1.BÖLÜM "küçük kırlangıç"

1.3K 103 130
                                    

  Keyifli okumalar...

  Kısa bir yolculuğun ardından taksi yurdun önünde durduğunda, yolculuk boyunca kendine verdiği bütün sözleri bir kenara atıp mektubu okumaya karar vermişti. Kaybedecek hiçbir şeyim yok demekten kendini alamıyordu. Bir bakıma öyleydi de. Mektubu öğrendiğinden beri "içinde ailemle ilgili bir şeyler yazıyor olabilir" diye umutlanacak kadar aciz biri olduğunu kabul edeli epeyce olmuştu.

   Tuhaf gelebilir ama onlardan her ne kadar nefret ediyor olsa da içinde bir yerlerde onları görmek isteyen bir yanı hep ağır basıyordu. Onlara 'ailem' demek ne kadar doğru diye düşündüğü ,düşündükçe kaybolduğu büyük muharebeler atlatmıştı. Belki de atlatamamıştı.

    Kendini bildi bileli yanında hep onlar vardı. Anneannesi ve dedesi. Onlara da pek insan canlısı davrandığı söylenemezdi. Daha küçük bir kız olduğu zamanlarda çok kez sormuştu ailesini. Her sorduğunda ya konu değiştirilir ya da "mantıklı bir açıklamaları vardı" der kestirip atarlardı. Sonra zamanla sorularda kayboldu, cevaplarda. Geriye kalan büyük bir bilinmezlik ve küçük bir kız çocuğunun tutunmayı bırakmadan önce tırnaklarında kalan kırık cam parçalarıydı.

    Yurdun girişindeki merdivenleri koşar adımlarla çıkarken fazla acele ediyordu. Aklındaki tek şey stresten terleyen ellerindeki mektubu bir an önce okumaktı. İkinci kattaki yatakhanelerin olduğu bölüme geldiğinde kimseyle karşılaşmadığı için sevinmişti. Meraklı bakışlar şu anda istediği en son şey bile değildi. Odanın en köşesindeki, camın kenarında olan yatağına ilerlerken çoktan nefesleri hızlanmaya başlamıştı bile.

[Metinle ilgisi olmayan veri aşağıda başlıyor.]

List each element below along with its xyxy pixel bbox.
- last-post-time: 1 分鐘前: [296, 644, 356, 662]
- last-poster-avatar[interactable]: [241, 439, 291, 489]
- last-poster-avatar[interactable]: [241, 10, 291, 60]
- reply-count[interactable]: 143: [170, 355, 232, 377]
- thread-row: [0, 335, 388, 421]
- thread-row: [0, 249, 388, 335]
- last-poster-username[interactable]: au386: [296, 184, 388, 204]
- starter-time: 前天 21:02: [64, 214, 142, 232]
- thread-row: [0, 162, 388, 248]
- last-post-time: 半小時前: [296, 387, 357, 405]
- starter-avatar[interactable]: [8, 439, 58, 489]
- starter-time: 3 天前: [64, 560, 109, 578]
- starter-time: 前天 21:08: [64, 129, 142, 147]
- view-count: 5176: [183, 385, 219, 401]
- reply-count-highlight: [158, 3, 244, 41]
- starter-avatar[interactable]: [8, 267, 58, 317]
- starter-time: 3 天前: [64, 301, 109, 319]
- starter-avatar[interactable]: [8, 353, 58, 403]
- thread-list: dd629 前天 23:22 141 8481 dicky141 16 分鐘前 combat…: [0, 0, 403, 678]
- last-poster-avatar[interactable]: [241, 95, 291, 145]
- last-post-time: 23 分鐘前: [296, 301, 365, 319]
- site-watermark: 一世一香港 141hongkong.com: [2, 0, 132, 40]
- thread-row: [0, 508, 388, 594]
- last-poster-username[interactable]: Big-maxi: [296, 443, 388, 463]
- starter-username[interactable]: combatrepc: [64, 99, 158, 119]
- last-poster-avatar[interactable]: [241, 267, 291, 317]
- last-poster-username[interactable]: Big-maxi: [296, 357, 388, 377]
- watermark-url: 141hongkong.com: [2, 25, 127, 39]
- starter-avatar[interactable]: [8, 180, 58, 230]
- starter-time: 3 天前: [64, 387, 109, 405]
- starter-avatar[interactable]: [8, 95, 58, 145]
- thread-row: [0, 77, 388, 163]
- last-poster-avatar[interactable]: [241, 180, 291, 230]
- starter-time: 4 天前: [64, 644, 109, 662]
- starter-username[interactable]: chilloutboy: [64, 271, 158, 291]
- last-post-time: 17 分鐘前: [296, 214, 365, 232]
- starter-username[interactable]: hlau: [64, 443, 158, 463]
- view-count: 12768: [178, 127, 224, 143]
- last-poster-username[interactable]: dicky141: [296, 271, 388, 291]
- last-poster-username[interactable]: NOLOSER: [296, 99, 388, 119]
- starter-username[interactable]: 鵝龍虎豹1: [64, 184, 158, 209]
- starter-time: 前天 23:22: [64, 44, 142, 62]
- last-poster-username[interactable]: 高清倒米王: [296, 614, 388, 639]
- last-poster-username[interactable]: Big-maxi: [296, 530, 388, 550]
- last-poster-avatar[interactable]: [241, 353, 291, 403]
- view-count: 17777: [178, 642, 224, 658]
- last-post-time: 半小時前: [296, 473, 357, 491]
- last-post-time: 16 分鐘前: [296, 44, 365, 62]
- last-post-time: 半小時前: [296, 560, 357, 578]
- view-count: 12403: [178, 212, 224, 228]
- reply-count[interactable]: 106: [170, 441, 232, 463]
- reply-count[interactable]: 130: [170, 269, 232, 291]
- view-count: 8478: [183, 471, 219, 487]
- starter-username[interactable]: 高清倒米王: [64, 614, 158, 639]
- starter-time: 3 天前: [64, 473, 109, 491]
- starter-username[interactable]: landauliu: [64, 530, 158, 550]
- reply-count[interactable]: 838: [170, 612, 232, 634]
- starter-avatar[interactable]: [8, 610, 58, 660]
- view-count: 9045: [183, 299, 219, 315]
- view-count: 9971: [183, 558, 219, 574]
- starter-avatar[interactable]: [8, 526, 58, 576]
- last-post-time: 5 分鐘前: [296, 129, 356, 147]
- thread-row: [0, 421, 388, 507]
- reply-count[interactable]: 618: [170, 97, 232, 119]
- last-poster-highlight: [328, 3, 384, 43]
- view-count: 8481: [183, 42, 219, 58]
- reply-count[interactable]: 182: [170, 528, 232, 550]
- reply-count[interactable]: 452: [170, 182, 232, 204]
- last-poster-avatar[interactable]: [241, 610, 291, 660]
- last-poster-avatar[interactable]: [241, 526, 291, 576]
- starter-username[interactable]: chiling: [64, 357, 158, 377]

    Elinde büyük işkencelere maruz kalan mektubun bulunduğu zarfı yatağın üzerine gelişi güzel koyup montunu çıkarttı. Montu yatağın herhangi bir köşesinde attıktan sonra yatağa yerleşip mektubu tekrar ellerine aldı. Okumak için hazır olmaya çalışıyordu. Kendini rahatlatmak için içinden defalarca tekrarladı "En fazla ne olabilir ki?" Rahatlama terapisinin bir işe yaramayacağını anladığında mektubu elinde çevirip son kez derin bir nefes alıp zarfı açtı. Ve "En fazla ne olabilir ki?" tezini paramparça eden o cümleleri okumaya başladı.

Nefes ,benim küçük kırlangıcım. Burayı okurken suratının halini ve dişlerini sıktığını görür gibiyim. Şimdi dişlerini rahat bırak ve okumaya devam et. Sana böyle seslenmemden nefret ederdin. Diğer her şeyden de ettiğin gibi.

Sana baktığımda gördüğüm şey hiçbir zaman değişmedi. Sen hep yalnız, savunmasız bir çocuktun. Şu anda da öylesin. Yanına yaklaşmamıza izin vermeyerek kendini koruduğunu zannediyordun.Sözlerin her ne kadar öfkeni dile getirse de,o koca mavi gözlerin yardım dinleniyordu hep.

Annen ve baban yanında olmadığı için her şeye karşı büyük bir öfke duyuyordun, böylece kendini savunuyordun.Ama biliyor musun? Bu hiçbir işe yaramayacak. Kırılacaksın, incineceksin,çok üzüleceksin. Ama bunlarla birlikte de büyüyecek ve çok mutlu olacaksın. Hayata bir şans vermek zorundasın Nefes. Biliyorum anne ve babana duyduğun öfkeyi içinde taşımak sana ağır geliyor, ama bunu yenmelisin artık.